九月的风卷着桂花香扑进窗沿时,姜絮正对着镜子系领带。

藏青色的条纹衬衫被她穿出几分随性,领口歪歪扭扭地敞着,手指跟领带较劲了三分钟,最后索性把那截绸缎扔在桌上。镜子里的姑娘眉眼清亮,鼻尖微微上翘,笑起来时右边嘴角有个浅浅的梨涡——这是江叙白从前总爱捏的地方。

“捏什么捏,属狗的?”她当时拍开他的手,耳根却悄悄泛红。

手机在这时震了震,是沈亦川发来的消息:【楼下等你,电影票买好了。】

姜絮盯着屏幕看了两秒,指尖在“好”字上悬了悬,终究还是没按下去。她转身从衣柜里翻出件米白色针织开衫套上,把衬衫领口遮得严严实实,仿佛这样就能遮住心里那点说不清道不明的别扭。

今天是她答应跟沈亦川正式交往的第三天。

说起来荒唐,她跟沈亦川算不上熟,只在系里的篮球赛上见过几面。他是隔壁经管院的系草,笑起来温文尔雅,递水时会细心地拧开瓶盖——跟江叙白那种把水砸在她怀里,还得附赠一句“渴死你得了”的德性截然相反。

三天前,在图书馆三楼的回廊里,沈亦川拦住她,说:“姜絮,我喜欢你很久了,能不能给我个机会?”

她当时正被江叙白气懵了。

前一晚的社团联谊,她穿着新买的吊带裙,在人群里找了他整整一小时,最后却在天台看见他跟学生会的文艺部部长站在一起。那女生穿了条白裙子,仰头跟江叙白说话时,鬓角的碎发蹭过他的肩膀,而江叙白——那个从小到大跟她抢第一、抢零食、抢篮球场,连喝口水都要跟她比谁先咽下去的江叙白,居然没躲开。

“江叙白,你是不是跟她有点什么?”她冲上天台时,声音都在发颤。

江叙白皱着眉看她,眼神里带着惯有的不耐烦:“姜絮,你又发什么疯?”

“我发疯?”她指着那女生的背影,“那你跟她在这儿干什么?谈人生理想?”

“跟你有关系?”他侧身要走,胳膊却被她拽住。

“怎么没关系?”她咬着牙,眼眶烧得滚烫,“江叙白,你是不是觉得我……”

后面的话没说出口。她想问,你是不是觉得我喜欢你这件事,就跟小时候抢你半块橡皮一样,随便哄哄就能翻篇?可话到嘴边,却被他一句“别闹了”堵了回去。

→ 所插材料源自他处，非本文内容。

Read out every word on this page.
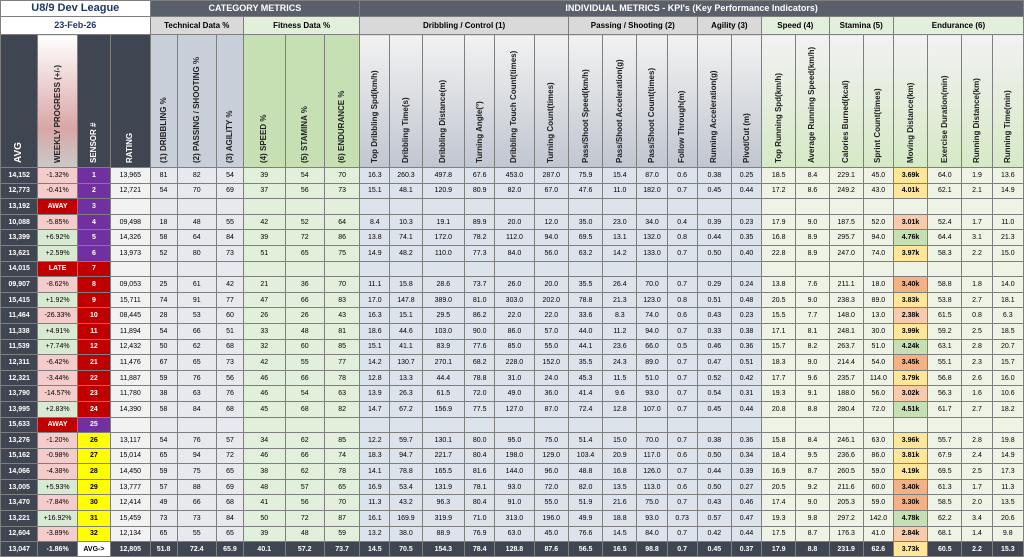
U8/9 Dev League				CATEGORY METRICS						INDIVIDUAL METRICS - KPI's (Key Performance Indicators)																			
23-Feb-26				Technical Data %			Fitness Data %			Dribbling / Control (1)						Passing / Shooting (2)				Agility (3)		Speed (4)		Stamina (5)		Endurance (6)			
AVG	WEEKLY PROGRESS (+/-)	SENSOR #	RATING	(1) DRIBBLING %	(2) PASSING / SHOOTING %	(3) AGILITY %	(4) SPEED %	(5) STAMINA %	(6) ENDURANCE %	Top Dribbling Spd(km/h)	Dribbling Time(s)	Dribbling Distance(m)	Turning Angle(°)	Dribbling Touch Count(times)	Turning Count(times)	Pass/Shoot Speed(km/h)	Pass/Shoot Acceleration(g)	Pass/Shoot Count(times)	Follow Through(m)	Running Acceleration(g)	Pivot/Cut (m)	Top Running Spd(km/h)	Average Running Speed(km/h)	Calories Burned(kcal)	Sprint Count(times)	Moving Distance(km)	Exercise Duration(min)	Running Distance(km)	Running Time(min)
14,152	-1.32%	1	13,965	81	82	54	39	54	70	16.3	260.3	497.8	67.6	453.0	287.0	75.9	15.4	87.0	0.6	0.38	0.25	18.5	8.4	229.1	45.0	3.69k	64.0	1.9	13.6
12,773	-0.41%	2	12,721	54	70	69	37	56	73	15.1	48.1	120.9	80.9	82.0	67.0	47.6	11.0	182.0	0.7	0.45	0.44	17.2	8.6	249.2	43.0	4.01k	62.1	2.1	14.9
13,192	AWAY	3																											
10,088	-5.85%	4	09,498	18	48	55	42	52	64	8.4	10.3	19.1	89.9	20.0	12.0	35.0	23.0	34.0	0.4	0.39	0.23	17.9	9.0	187.5	52.0	3.01k	52.4	1.7	11.0
13,399	+6.92%	5	14,326	58	64	84	39	72	86	13.8	74.1	172.0	78.2	112.0	94.0	69.5	13.1	132.0	0.8	0.44	0.35	16.8	8.9	295.7	94.0	4.76k	64.4	3.1	21.3
13,621	+2.59%	6	13,973	52	80	73	51	65	75	14.9	48.2	110.0	77.3	84.0	56.0	63.2	14.2	133.0	0.7	0.50	0.40	22.8	8.9	247.0	74.0	3.97k	58.3	2.2	15.0
14,015	LATE	7																											
09,907	-8.62%	8	09,053	25	61	42	21	36	70	11.1	15.8	28.6	73.7	26.0	20.0	35.5	26.4	70.0	0.7	0.29	0.24	13.8	7.6	211.1	18.0	3.40k	58.8	1.8	14.0
15,415	+1.92%	9	15,711	74	91	77	47	66	83	17.0	147.8	389.0	81.0	303.0	202.0	78.8	21.3	123.0	0.8	0.51	0.48	20.5	9.0	238.3	89.0	3.83k	53.8	2.7	18.1
11,464	-26.33%	10	08,445	28	53	60	26	26	43	16.3	15.1	29.5	86.2	22.0	22.0	33.6	8.3	74.0	0.6	0.43	0.23	15.5	7.7	148.0	13.0	2.38k	61.5	0.8	6.3
11,338	+4.91%	11	11,894	54	66	51	33	48	81	18.6	44.6	103.0	90.0	86.0	57.0	44.0	11.2	94.0	0.7	0.33	0.38	17.1	8.1	248.1	30.0	3.99k	59.2	2.5	18.5
11,539	+7.74%	12	12,432	50	62	68	32	60	85	15.1	41.1	83.9	77.6	85.0	55.0	44.1	23.6	66.0	0.5	0.46	0.36	15.7	8.2	263.7	51.0	4.24k	63.1	2.8	20.7
12,311	-6.42%	21	11,476	67	65	73	42	55	77	14.2	130.7	270.1	68.2	228.0	152.0	35.5	24.3	89.0	0.7	0.47	0.51	18.3	9.0	214.4	54.0	3.45k	55.1	2.3	15.7
12,321	-3.44%	22	11,887	59	76	56	46	66	78	12.8	13.3	44.4	78.8	31.0	24.0	45.3	11.5	51.0	0.7	0.52	0.42	17.7	9.6	235.7	114.0	3.79k	56.8	2.6	16.0
13,790	-14.57%	23	11,780	38	63	76	46	54	63	13.9	26.3	61.5	72.0	49.0	36.0	41.4	9.6	93.0	0.7	0.54	0.31	19.3	9.1	188.0	56.0	3.02k	56.3	1.6	10.6
13,995	+2.83%	24	14,390	58	84	68	45	68	82	14.7	67.2	156.9	77.5	127.0	87.0	72.4	12.8	107.0	0.7	0.45	0.44	20.8	8.8	280.4	72.0	4.51k	61.7	2.7	18.2
15,633	AWAY	25																											
13,276	-1.20%	26	13,117	54	76	57	34	62	85	12.2	59.7	130.1	80.0	95.0	75.0	51.4	15.0	70.0	0.7	0.38	0.36	15.8	8.4	246.1	63.0	3.96k	55.7	2.8	19.8
15,162	-0.98%	27	15,014	65	94	72	46	66	74	18.3	94.7	221.7	80.4	198.0	129.0	103.4	20.9	117.0	0.6	0.50	0.34	18.4	9.5	236.6	86.0	3.81k	67.9	2.4	14.9
14,066	-4.38%	28	14,450	59	75	65	38	62	78	14.1	78.8	165.5	81.6	144.0	96.0	48.8	16.8	126.0	0.7	0.44	0.39	16.9	8.7	260.5	59.0	4.19k	69.5	2.5	17.3
13,005	+5.93%	29	13,777	57	88	69	48	57	65	16.9	53.4	131.9	78.1	93.0	72.0	82.0	13.5	113.0	0.6	0.50	0.27	20.5	9.2	211.6	60.0	3.40k	61.3	1.7	11.3
13,470	-7.84%	30	12,414	49	66	68	41	56	70	11.3	43.2	96.3	80.4	91.0	55.0	51.9	21.6	75.0	0.7	0.43	0.46	17.4	9.0	205.3	59.0	3.30k	58.5	2.0	13.5
13,221	+16.92%	31	15,459	73	73	84	50	72	87	16.1	169.9	319.9	71.0	313.0	196.0	49.9	18.8	93.0	0.73	0.57	0.47	19.3	9.8	297.2	142.0	4.78k	62.2	3.4	20.6
12,604	-3.89%	32	12,134	65	55	65	39	48	59	13.2	38.0	88.9	76.9	63.0	45.0	76.6	14.5	84.0	0.7	0.42	0.44	17.5	8.7	176.3	41.0	2.84k	68.1	1.4	9.8
13,047	-1.86%	AVG->	12,805	51.8	72.4	65.9	40.1	57.2	73.7	14.5	70.5	154.3	78.4	128.8	87.6	56.5	16.5	98.8	0.7	0.45	0.37	17.9	8.8	231.9	62.6	3.73k	60.5	2.2	15.3
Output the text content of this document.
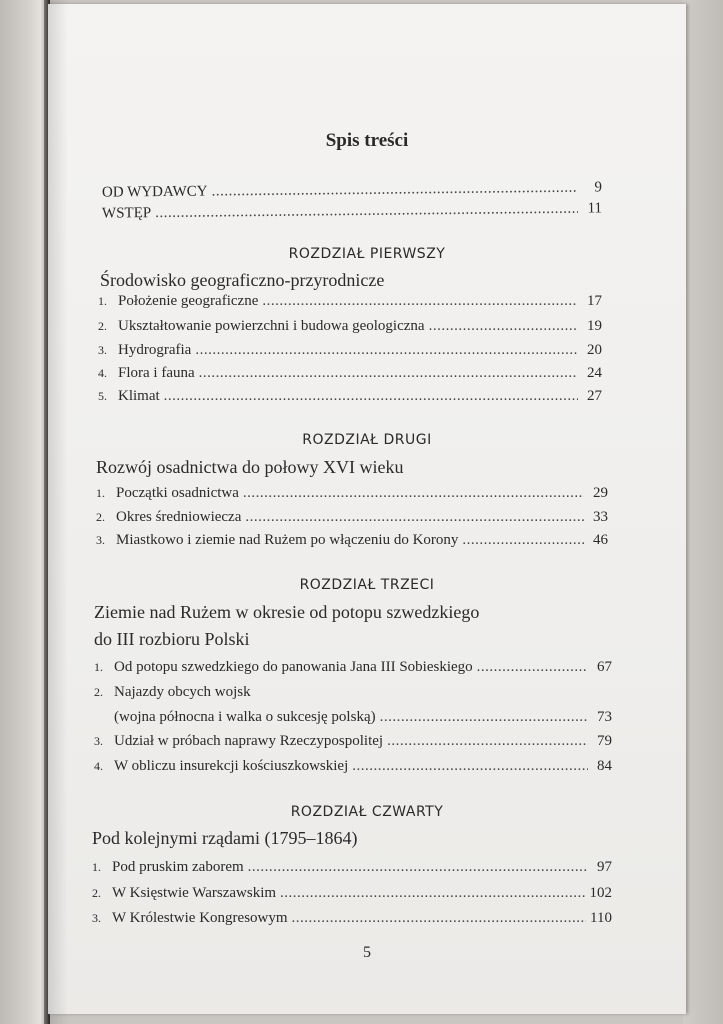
Spis treści
OD WYDAWCY .....	9
WSTĘP .....	11
ROZDZIAŁ PIERWSZY
Środowisko geograficzno-przyrodnicze
1. Położenie geograficzne .....	17
2. Ukształtowanie powierzchni i budowa geologiczna .....	19
3. Hydrografia .....	20
4. Flora i fauna .....	24
5. Klimat .....	27
ROZDZIAŁ DRUGI
Rozwój osadnictwa do połowy XVI wieku
1. Początki osadnictwa .....	29
2. Okres średniowiecza .....	33
3. Miastkowo i ziemie nad Rużem po włączeniu do Korony .....	46
ROZDZIAŁ TRZECI
Ziemie nad Rużem w okresie od potopu szwedzkiego
do III rozbioru Polski
1. Od potopu szwedzkiego do panowania Jana III Sobieskiego .....	67
2. Najazdy obcych wojsk
(wojna północna i walka o sukcesję polską) .....	73
3. Udział w próbach naprawy Rzeczypospolitej .....	79
4. W obliczu insurekcji kościuszkowskiej .....	84
ROZDZIAŁ CZWARTY
Pod kolejnymi rządami (1795–1864)
1. Pod pruskim zaborem .....	97
2. W Księstwie Warszawskim .....	102
3. W Królestwie Kongresowym .....	110
5
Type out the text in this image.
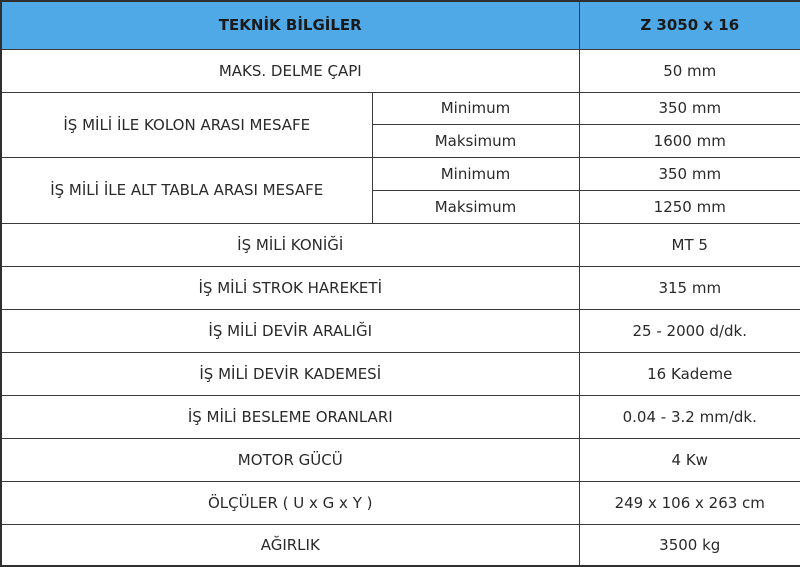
TEKNİK BİLGİLER		Z 3050 x 16
MAKS. DELME ÇAPI		50 mm
İŞ MİLİ İLE KOLON ARASI MESAFE	Minimum	350 mm
	Maksimum	1600 mm
İŞ MİLİ İLE ALT TABLA ARASI MESAFE	Minimum	350 mm
	Maksimum	1250 mm
İŞ MİLİ KONİĞİ		MT 5
İŞ MİLİ STROK HAREKETİ		315 mm
İŞ MİLİ DEVİR ARALIĞI		25 - 2000 d/dk.
İŞ MİLİ DEVİR KADEMESİ		16 Kademe
İŞ MİLİ BESLEME ORANLARI		0.04 - 3.2 mm/dk.
MOTOR GÜCÜ		4 Kw
ÖLÇÜLER ( U x G x Y )		249 x 106 x 263 cm
AĞIRLIK		3500 kg
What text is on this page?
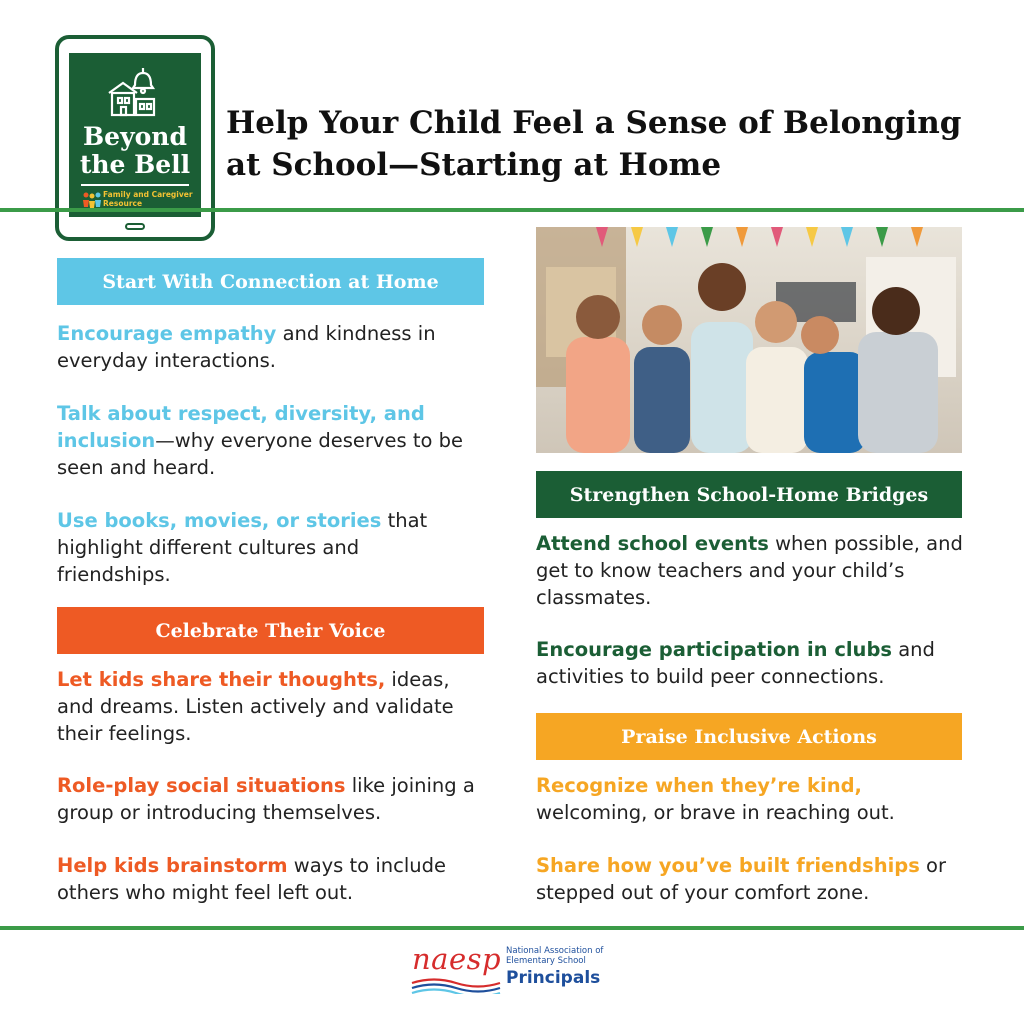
Beyond the Bell
Family and Caregiver Resource
Help Your Child Feel a Sense of Belonging
at School—Starting at Home
Start With Connection at Home
Encourage empathy and kindness in everyday interactions.
Talk about respect, diversity, and inclusion—why everyone deserves to be seen and heard.
Use books, movies, or stories that highlight different cultures and friendships.
Celebrate Their Voice
Let kids share their thoughts, ideas, and dreams. Listen actively and validate their feelings.
Role-play social situations like joining a group or introducing themselves.
Help kids brainstorm ways to include others who might feel left out.
Strengthen School-Home Bridges
Attend school events when possible, and get to know teachers and your child’s classmates.
Encourage participation in clubs and activities to build peer connections.
Praise Inclusive Actions
Recognize when they’re kind, welcoming, or brave in reaching out.
Share how you’ve built friendships or stepped out of your comfort zone.
naesp National Association of
Elementary School
Principals
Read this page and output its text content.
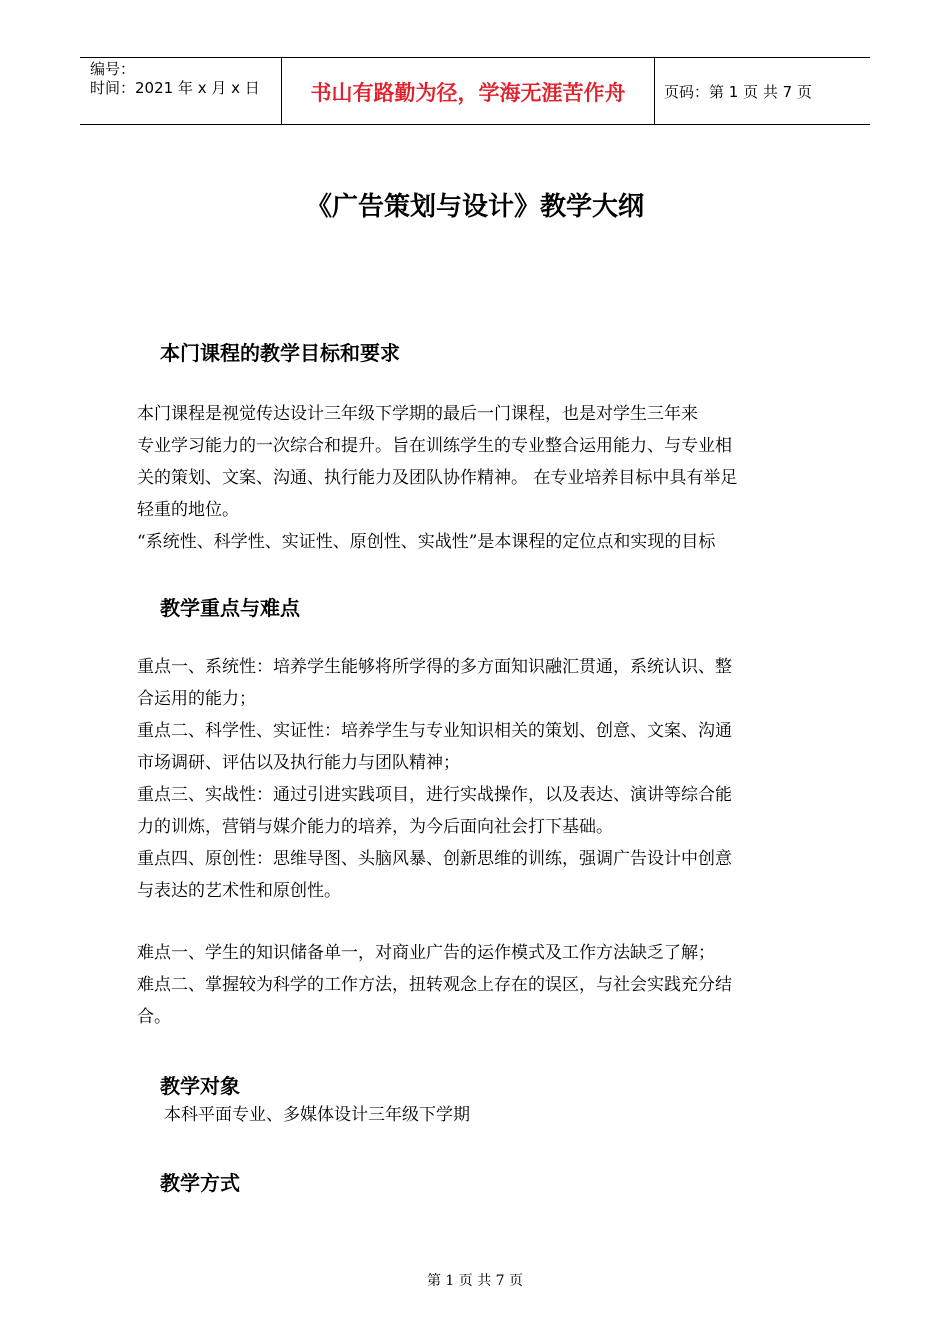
编号：
时间：2021 年 x 月 x 日	书山有路勤为径，学海无涯苦作舟	页码：第 1 页 共 7 页
《广告策划与设计》教学大纲
本门课程的教学目标和要求
本门课程是视觉传达设计三年级下学期的最后一门课程，也是对学生三年来
专业学习能力的一次综合和提升。旨在训练学生的专业整合运用能力、与专业相
关的策划、文案、沟通、执行能力及团队协作精神。 在专业培养目标中具有举足
轻重的地位。
“系统性、科学性、实证性、原创性、实战性”是本课程的定位点和实现的目标
教学重点与难点
重点一、系统性：培养学生能够将所学得的多方面知识融汇贯通，系统认识、整
合运用的能力；
重点二、科学性、实证性：培养学生与专业知识相关的策划、创意、文案、沟通
市场调研、评估以及执行能力与团队精神；
重点三、实战性：通过引进实践项目，进行实战操作，以及表达、演讲等综合能
力的训炼，营销与媒介能力的培养，为今后面向社会打下基础。
重点四、原创性：思维导图、头脑风暴、创新思维的训练，强调广告设计中创意
与表达的艺术性和原创性。
难点一、学生的知识储备单一，对商业广告的运作模式及工作方法缺乏了解；
难点二、掌握较为科学的工作方法，扭转观念上存在的误区，与社会实践充分结
合。
教学对象
本科平面专业、多媒体设计三年级下学期
教学方式
第 1 页 共 7 页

那天晚上,她在宿舍哭了半宿。室友说:“絮絮,你图啥啊?江叙白那种人,眼里只有他自己,你跟他耗到什么时候是头?”

耗到什么时候是头?

姜絮也不知道。

她跟江叙白是在一个军区大院长大的。从穿开裆裤起,两人就没少打架。他揪掉她的羊角辫,她把毛毛虫放进他的书包;他在她的钢琴谱上画小乌龟,她趁他睡着在他脸上画胡子。大院里的叔叔阿姨总笑着说:“这俩孩子,怕是上辈子结了仇。”

可只有姜絮知道,不是这样的。

她记得十岁那年发烧,是江叙白背着她跑了两里地去医院,后背被汗水浸透,却还嘴硬说“你太沉了,下次死在屋里我都不救你”;她记得高考填志愿,她偷偷把第一志愿改成跟他一样的大学,收到录取通知书那天,他把她的录取通知书抢过去看了又看,嘴角绷得紧紧的,耳朵却红得能滴血;她记得他第一次拿奖学金,偷偷给她买了支她念叨了很久的钢笔,却说是“买错了,扔了可惜”。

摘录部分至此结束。